About differentiable dependence in a Cauchy problem

Question

Let $\epsilon >0$, consider the Cauchy problem: $$\epsilon x' = x^2 + (1-\epsilon)t \quad , x(0)=1$$ If $x(t;\epsilon)$ denotes the solution (defined on the maximum interval) of the problem, I'm asked to verify that: $$\frac{\partial x}{\partial \epsilon} (t,1) = \frac{t}{(1-t)^2} \left ( \frac{t^2}{3} - \frac{t}{2} -1 \right )$$ I'm not able to get the previous expression and I'm getting kinda crazy xd. I know for a fact that the function $u = \partial_\epsilon (\cdot,1)$ solves the linear problem: $$u' = f_x (t,x(t;1),1) u + f_\epsilon (t,x(t;1),1) \quad , u(0)=0$$ In this case $f(t,x,\epsilon) = \frac{x^2}{\epsilon} + \frac{1-\epsilon}{\epsilon} t$ so: $$f_x (t,x,\epsilon) = \frac{2x}{\epsilon} \qquad f_\epsilon (t,x,\epsilon) = - \frac{x^2}{\epsilon^2} - \frac{t}{\epsilon^2}$$ , and the Cauchy problem I should work on is: $$u' = \frac{2}{1-t}u -t - \frac{1}{(1-t)^2} \quad , u(0)=0$$ , since $x(t;1) = (1-t)^{-1}$. The solution to this IVP is: $$u(t) = - \frac{t (3t^3 - 8t^2 +6t+12)}{12 (1-t)^2}$$ (by Wolfram-Alpha), and it doesn't match with the solution given.
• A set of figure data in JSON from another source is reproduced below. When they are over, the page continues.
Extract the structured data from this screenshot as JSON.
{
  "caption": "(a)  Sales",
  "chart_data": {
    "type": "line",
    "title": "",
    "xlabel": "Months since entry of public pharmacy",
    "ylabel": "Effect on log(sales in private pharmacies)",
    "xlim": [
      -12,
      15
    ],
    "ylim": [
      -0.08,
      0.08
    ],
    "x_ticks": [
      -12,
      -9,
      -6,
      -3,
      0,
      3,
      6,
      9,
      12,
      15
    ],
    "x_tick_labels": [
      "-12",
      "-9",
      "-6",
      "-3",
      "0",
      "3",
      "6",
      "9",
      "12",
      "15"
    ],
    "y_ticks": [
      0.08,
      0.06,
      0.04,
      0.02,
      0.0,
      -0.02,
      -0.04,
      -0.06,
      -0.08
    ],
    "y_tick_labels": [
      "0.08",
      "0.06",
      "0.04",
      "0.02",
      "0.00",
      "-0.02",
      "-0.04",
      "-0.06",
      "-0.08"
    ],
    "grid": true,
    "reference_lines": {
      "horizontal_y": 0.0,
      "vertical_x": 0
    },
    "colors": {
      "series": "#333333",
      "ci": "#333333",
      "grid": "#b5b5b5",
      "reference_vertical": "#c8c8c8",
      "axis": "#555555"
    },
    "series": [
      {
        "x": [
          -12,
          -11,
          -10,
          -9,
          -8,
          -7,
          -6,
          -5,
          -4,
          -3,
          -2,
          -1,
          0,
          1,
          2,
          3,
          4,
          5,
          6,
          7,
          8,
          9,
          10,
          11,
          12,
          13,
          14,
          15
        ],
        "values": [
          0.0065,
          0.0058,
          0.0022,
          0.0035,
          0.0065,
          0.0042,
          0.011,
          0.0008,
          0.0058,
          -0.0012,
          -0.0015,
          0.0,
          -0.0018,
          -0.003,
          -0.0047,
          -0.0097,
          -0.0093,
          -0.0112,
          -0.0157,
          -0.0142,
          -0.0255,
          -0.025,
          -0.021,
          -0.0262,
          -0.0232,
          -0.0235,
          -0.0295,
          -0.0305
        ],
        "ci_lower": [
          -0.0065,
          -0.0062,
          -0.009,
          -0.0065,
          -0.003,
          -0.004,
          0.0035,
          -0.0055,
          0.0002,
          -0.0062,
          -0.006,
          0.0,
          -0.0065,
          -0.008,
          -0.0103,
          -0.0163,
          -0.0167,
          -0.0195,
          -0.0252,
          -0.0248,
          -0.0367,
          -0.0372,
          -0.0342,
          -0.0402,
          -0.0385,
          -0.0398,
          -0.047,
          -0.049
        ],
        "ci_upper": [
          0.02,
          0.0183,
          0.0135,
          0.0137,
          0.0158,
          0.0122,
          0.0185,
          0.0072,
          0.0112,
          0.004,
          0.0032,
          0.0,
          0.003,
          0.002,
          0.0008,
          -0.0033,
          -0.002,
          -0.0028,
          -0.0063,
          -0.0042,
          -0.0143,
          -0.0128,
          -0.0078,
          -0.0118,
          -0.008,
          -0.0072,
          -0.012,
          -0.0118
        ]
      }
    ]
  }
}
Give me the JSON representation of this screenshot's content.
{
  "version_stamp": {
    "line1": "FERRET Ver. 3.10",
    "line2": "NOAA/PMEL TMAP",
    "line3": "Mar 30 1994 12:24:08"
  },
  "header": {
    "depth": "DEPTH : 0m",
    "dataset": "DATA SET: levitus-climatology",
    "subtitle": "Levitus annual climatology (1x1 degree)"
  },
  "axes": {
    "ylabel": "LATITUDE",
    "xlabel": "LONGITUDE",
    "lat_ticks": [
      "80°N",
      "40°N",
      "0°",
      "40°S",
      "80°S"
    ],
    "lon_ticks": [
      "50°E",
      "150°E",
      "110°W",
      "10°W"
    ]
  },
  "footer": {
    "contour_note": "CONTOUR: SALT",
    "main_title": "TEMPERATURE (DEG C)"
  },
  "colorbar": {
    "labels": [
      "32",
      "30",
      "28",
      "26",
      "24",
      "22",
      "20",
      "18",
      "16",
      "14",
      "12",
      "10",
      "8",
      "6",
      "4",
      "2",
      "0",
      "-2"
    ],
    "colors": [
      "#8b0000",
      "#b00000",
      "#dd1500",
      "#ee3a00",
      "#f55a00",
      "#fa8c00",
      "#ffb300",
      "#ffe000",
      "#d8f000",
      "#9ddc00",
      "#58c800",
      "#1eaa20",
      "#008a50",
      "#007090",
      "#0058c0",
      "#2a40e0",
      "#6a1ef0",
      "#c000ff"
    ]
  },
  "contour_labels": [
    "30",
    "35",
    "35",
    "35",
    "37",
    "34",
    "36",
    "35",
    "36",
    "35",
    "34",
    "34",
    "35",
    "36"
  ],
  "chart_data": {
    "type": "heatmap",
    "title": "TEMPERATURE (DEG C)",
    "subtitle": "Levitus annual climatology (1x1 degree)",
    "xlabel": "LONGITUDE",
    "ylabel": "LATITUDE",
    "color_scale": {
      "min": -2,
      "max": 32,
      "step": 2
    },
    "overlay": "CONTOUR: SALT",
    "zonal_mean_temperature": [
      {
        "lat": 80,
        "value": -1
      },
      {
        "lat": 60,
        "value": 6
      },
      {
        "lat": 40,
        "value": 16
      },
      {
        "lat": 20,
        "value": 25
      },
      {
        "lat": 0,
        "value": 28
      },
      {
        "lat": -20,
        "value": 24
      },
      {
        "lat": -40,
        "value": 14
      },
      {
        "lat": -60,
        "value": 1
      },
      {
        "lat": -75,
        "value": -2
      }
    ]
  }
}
Is there any mistake in my work?. ANY suggestion will be appreciated :)

Answer 1

Taking directly the $\epsilon$ derivative of the original equation gives at $\epsilon=1$ $$ x'+u'=2xu-t,~~\text{ while }~~ x'=x^2 $$ which reproduces the equation that you found, $$ u'=2xu-x^2-t. $$ Applying the usual solution methods $$ \implies ((1-t)^2u)'=-1-t(1-t)^2=-1-(1-t)^2+(1-t)^3 \\ (1-t)^2u=-t+\frac13(1-t)^3-\frac14(1-t)^4-\frac1{12}=-\frac{t^4}4+\frac{2t^3}3-\frac{t^2}2-t $$ gives again what you found.

So your reference solution is wrong or is the solution to a different task.